Payments directly linked to a Club’s progression in cup competitions or promotion are excluded from the Cap, while any income generated from players going out on loan is deducted from the Club’s Salary Cap calculation.
Transition arrangements have been incorporated in respect of a Club’s squad salary cap calculation with the key element of these aimed at addressing committed contracts and relegated Clubs. Any contract entered into on or prior to today’s vote will be capped at an agreed divisional average until that contract expires. Moving forwards, Clubs that are relegated will be permitted to cap all contracts at the divisional average prior to the Club’s relegation until those contracts expire.

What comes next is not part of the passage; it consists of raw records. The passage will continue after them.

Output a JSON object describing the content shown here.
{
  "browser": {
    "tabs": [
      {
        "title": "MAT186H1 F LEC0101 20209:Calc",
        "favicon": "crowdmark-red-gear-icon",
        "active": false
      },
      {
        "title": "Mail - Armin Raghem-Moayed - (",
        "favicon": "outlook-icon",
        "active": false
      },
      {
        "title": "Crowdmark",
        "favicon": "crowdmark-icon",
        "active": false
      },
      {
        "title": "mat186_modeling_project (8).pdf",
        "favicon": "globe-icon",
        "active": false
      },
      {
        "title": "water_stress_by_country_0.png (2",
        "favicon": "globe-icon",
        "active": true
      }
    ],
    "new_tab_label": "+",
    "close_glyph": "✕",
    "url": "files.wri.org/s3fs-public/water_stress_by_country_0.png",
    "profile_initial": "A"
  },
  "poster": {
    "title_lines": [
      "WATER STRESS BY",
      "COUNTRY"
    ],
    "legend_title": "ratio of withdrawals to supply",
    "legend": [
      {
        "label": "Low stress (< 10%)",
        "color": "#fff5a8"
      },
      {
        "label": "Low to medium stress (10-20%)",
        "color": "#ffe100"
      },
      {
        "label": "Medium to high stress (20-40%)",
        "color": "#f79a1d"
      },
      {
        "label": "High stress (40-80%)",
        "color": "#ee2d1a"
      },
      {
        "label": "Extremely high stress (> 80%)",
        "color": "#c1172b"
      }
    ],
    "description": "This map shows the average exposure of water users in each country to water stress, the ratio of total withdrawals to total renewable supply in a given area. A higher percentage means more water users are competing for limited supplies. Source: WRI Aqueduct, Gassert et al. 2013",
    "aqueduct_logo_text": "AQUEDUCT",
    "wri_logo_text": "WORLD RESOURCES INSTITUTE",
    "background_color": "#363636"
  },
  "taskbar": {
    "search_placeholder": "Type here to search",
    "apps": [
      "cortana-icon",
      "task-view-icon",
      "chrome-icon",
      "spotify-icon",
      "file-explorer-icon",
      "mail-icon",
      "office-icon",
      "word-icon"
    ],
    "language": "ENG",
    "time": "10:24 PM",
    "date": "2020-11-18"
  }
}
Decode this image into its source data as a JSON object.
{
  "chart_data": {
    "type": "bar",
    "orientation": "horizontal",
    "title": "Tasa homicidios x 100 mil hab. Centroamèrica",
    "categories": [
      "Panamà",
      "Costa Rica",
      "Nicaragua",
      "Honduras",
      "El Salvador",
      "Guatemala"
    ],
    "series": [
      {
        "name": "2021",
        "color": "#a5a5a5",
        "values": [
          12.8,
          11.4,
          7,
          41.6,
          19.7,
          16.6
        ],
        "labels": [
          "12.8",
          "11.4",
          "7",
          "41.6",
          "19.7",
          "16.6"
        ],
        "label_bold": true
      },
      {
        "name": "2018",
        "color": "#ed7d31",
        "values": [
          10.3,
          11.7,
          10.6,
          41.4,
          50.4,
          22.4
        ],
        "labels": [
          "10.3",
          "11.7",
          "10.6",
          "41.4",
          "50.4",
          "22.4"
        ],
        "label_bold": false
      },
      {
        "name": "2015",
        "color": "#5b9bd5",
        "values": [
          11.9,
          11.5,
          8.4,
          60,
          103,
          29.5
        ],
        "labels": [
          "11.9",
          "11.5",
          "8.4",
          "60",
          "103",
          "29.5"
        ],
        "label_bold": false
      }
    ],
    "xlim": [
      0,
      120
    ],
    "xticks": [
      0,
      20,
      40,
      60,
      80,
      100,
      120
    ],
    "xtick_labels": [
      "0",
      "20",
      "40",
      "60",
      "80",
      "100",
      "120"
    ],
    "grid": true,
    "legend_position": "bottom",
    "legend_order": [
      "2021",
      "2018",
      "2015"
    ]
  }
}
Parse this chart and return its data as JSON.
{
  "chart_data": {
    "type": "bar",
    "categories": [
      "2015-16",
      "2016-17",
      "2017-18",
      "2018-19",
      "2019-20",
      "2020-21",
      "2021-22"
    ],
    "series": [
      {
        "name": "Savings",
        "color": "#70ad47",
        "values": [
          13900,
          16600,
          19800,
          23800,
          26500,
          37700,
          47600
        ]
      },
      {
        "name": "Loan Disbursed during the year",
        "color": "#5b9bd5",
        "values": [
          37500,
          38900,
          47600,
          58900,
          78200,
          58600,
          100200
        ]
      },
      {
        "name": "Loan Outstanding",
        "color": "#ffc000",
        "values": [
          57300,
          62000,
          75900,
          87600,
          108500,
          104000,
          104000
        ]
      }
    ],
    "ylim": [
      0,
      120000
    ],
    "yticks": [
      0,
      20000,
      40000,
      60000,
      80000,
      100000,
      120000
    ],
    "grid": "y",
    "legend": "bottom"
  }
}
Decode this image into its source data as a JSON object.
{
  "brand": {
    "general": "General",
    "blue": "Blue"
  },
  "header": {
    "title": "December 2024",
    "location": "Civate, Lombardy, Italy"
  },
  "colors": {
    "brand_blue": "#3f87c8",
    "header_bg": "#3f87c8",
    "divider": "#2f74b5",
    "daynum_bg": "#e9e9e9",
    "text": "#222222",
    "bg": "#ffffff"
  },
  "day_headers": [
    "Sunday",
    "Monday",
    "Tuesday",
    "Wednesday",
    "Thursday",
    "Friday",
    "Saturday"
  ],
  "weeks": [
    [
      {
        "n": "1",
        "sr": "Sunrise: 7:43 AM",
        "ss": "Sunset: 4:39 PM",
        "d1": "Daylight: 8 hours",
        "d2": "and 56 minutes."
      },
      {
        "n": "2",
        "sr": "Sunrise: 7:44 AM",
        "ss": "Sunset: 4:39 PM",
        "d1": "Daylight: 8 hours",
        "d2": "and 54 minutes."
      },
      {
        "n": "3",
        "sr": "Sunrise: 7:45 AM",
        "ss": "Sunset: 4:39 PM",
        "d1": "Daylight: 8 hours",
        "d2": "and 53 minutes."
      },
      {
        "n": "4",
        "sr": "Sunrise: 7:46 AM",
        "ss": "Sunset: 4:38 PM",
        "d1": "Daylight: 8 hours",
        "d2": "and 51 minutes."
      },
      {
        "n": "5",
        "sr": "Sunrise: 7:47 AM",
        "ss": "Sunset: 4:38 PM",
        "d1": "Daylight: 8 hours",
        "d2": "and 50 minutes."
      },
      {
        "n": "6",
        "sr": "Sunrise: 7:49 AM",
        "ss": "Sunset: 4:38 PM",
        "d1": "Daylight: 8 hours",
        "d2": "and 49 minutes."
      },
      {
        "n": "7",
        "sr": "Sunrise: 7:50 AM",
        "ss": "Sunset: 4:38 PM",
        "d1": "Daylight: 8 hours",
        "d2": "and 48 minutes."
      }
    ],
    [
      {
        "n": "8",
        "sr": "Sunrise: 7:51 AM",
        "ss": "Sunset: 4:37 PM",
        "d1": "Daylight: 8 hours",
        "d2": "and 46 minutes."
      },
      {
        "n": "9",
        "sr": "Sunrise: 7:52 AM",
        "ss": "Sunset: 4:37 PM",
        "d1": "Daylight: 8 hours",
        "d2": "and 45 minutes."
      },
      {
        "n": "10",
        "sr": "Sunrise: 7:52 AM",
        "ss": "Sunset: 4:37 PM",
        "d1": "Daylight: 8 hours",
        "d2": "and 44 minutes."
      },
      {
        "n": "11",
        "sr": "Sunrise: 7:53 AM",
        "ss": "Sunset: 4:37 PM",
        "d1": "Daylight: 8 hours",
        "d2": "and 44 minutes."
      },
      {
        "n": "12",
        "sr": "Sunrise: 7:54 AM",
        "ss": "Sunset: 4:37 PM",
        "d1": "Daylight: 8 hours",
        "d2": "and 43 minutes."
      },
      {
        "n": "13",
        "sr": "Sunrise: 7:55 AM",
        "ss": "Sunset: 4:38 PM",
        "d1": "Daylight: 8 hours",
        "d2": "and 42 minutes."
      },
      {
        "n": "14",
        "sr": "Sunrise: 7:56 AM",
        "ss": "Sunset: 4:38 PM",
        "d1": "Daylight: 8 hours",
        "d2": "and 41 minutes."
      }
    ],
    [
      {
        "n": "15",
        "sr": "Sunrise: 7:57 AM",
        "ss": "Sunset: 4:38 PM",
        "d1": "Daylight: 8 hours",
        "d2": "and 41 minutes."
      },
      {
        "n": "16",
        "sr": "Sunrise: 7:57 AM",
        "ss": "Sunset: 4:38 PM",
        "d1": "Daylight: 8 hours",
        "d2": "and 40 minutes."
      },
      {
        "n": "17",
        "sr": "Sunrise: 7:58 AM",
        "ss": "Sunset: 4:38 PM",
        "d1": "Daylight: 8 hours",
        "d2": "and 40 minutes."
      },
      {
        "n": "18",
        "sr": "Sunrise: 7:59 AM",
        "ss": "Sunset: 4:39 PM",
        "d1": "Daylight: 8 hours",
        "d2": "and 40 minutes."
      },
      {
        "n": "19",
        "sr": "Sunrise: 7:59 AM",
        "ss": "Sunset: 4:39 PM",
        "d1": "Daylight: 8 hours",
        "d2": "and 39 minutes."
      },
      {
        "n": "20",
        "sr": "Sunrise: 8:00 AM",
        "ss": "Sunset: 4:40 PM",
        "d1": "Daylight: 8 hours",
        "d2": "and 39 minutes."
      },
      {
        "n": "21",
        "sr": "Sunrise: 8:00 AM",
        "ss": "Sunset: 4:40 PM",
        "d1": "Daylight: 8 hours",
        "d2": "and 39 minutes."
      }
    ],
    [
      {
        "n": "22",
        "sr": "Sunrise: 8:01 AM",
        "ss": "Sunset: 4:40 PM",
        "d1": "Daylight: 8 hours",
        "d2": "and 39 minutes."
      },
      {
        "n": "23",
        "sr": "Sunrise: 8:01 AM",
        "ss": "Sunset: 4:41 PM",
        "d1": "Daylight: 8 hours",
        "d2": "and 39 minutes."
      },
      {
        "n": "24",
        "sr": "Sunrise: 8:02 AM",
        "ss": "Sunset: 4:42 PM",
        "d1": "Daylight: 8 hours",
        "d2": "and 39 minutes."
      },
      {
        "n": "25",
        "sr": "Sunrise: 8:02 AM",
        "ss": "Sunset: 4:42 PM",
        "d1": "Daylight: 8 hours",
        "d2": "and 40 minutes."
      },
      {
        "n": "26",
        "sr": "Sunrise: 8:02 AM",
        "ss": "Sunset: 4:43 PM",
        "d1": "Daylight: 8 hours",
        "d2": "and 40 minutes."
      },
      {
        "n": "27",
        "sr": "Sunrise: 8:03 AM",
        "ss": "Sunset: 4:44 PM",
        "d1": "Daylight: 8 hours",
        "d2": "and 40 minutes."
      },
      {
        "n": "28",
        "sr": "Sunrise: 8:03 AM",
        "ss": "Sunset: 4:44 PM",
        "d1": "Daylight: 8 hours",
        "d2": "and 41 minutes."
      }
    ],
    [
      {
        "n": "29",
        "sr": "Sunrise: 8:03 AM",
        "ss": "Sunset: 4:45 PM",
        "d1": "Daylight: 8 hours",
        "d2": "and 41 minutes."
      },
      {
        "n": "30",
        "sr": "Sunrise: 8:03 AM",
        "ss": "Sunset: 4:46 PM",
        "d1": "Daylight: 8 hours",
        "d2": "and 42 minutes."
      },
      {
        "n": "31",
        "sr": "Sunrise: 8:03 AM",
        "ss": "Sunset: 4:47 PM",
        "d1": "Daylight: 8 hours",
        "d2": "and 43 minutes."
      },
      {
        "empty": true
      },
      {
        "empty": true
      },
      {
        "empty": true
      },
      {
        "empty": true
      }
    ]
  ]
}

An ‘overrun’ concept is also included if a Club’s total squad salary payments exceed the Cap by up to 5%, whereby dependent on the percentage level of the overrun, a financial penalty would be payable for every £1 in excess. Clubs exceeding the ‘overrun’ would be referred to an Independent Disciplinary Commission, although the EFL will monitor the Cap on a real-time basis throughout the season as is the current position with SCMP measures across the two divisions. Where breaches do occur, sanction guidelines are in place to be considered as appropriate by an independent Disciplinary Commission.
EFL CEO, David Baldwin said: “The term ‘salary cap’ is an emotive one, creating the impression of a restrictive measure but we are clear in our view that this is neither the objective nor the likely effect of these changes to EFL Regulations. The financial impact of Covid-19 will be profound for EFL Clubs and today’s vote will help ensure Clubs cannot extend themselves to the point that could cause financial instability.
“Over the last two weeks the discussions amongst Clubs in both Leagues One and Two have been healthy and constructive, allowing us to reach a clear consensus today and I am pleased that the Clubs have determined to adopt the new approach. We will now work with all Clubs, the PFA and, where appropriate, other stakeholders to implement the new rules and continue our efforts to bring long-term sustainability to the EFL.”